Jean-Jacques Rousseau n’a pas un an et demi de plus que Diderot : il a tout juste 19 ans quand il entre dans Paris par l’avenue aujourd’hui des Gobelins, alors rue Mouffetard. Ce fils d’une lignée d’horlogers, du côté maternel comme du côté paternel, arrivant de Soleure, la plus belle ville baroque de la Confédération helvétique, c’est naturellement pour entrer au service d’un colonel des Suisses, et porter l’uniforme, qu’il a gagné la capitale.
Le Val-de-Grâce vu du faubourg Saint-Marceau; dessin de Paul Grégoire, 18e siècle. Gallica
« Combien l’abord de Paris démentit l’idée que j’en avais ! [...] En entrant par le faubourg Saint-Marceau je ne vis que de petites rues sales et puantes, de vilaines maisons noires, l’air de la malpropreté, de la pauvreté, des mendiants, des charretiers, des ravaudeuses, des crieuses de tisane et de vieux chapeaux. Tout cela me frappa d’abord à tel point que tout ce que j’ai vu depuis à Paris de magnificence réelle n’a pu détruire cette première impression, et qu’il m’en est resté toujours un secret dégoût pour l’habitation de cette capitale. »

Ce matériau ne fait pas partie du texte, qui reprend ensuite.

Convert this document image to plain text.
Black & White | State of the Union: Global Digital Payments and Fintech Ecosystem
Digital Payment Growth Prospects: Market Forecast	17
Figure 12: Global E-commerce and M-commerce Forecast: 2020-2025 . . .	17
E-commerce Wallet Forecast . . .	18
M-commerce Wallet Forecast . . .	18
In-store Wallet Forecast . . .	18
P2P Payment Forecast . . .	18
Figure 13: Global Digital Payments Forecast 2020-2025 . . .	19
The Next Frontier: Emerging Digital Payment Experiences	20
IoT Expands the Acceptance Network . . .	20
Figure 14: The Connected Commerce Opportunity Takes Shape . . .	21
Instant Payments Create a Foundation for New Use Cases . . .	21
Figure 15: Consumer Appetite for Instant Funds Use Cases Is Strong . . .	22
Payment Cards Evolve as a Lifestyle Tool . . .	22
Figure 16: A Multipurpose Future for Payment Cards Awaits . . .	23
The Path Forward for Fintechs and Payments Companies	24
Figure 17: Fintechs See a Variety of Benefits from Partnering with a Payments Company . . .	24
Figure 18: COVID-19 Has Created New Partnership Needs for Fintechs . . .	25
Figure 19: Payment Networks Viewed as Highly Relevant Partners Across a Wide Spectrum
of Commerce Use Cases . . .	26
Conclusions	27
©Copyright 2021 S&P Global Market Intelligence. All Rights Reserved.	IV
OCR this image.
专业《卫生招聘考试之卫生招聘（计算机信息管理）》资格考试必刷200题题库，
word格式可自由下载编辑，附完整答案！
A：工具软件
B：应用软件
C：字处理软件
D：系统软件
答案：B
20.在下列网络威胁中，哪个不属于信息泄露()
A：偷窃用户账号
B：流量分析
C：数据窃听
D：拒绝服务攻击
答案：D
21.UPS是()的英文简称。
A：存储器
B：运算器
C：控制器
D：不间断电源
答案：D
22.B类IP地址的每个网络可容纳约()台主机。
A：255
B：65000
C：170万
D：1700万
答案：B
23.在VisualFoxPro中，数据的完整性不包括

Rousseau est dès le lendemain de son arrivée à l’Opéra, qui ne suffit pas à le retenir à Paris, ses nouveaux maîtres ne lui plaisant pas. Thiriot, éternel coucou, vient de se trouver un nid à deux pas, chez Mme de Fontaine-Martel, dans la partie de la rue des Bons-Enfants absorbée depuis par la Banque de France. La vieille dame – elle a alors 70 ans – le loge et lui octroie une pension de près de 1 500 livres. Voltaire moque son ami dès qu’il l’apprend : « Vous voilà placé, et vous ne m’en dites mot ! Apprenez, M. de Fontaine Martel, qu’il ne faut pas oublier ses amis dans sa fortune ».
Que Thiriot, du coup, s’entremette, ou sans avoir besoin de son aide, Voltaire est bientôt dans la place lui aussi : « Mme de Fontaine-Martel, la déesse de l’hospitalité, me donne à coucher dans son appartement bas, qui regarde sur le Palais-Royal », écrit-il au Rouennais Jean-Baptiste Nicolas de Formont à la fin de 1731. L’hôtel d’Argenson voisin, le troisième côté gauche de la rue des Bons-Enfants en partant de la rue Saint-Honoré, donne pareillement sur le grand bassin placé dans une demi-lune ornée de treillages et de statues en stuc. [En l’absence des galeries et de leurs rues de desserte – Montpensier, Beaujolais et Valois –, l’arrière des numéros impairs des rues des Bons-Enfants et des Petits-Champs, comme des numéros pairs de la rue de Richelieu, a vue directe sur les marronniers plantés par Richelieu, les ormes en boule et le quinconce de tilleuls ajoutés par le fils du Régent.
« Je crois, précise Voltaire à Cideville quelques mois plus tard, qu’elle ne m’a dans sa maison que parce que j’ai trente-six ans [en réalité, il en a alors 38] et une trop mauvaise santé pour être amoureux ; elle ne veut point que les gens qu’elle aime aient des maîtresses. Le meilleur titre qu’on puisse avoir pour entrer chez elle est d’être impuissant : elle a toujours peur qu’on ne l’égorge, pour donner son argent à une fille d’opéra. » Pour ne pas s’en être rendu compte, et avoir gâté Mlle Sallé, Thiriot en a déjà perdu sa place.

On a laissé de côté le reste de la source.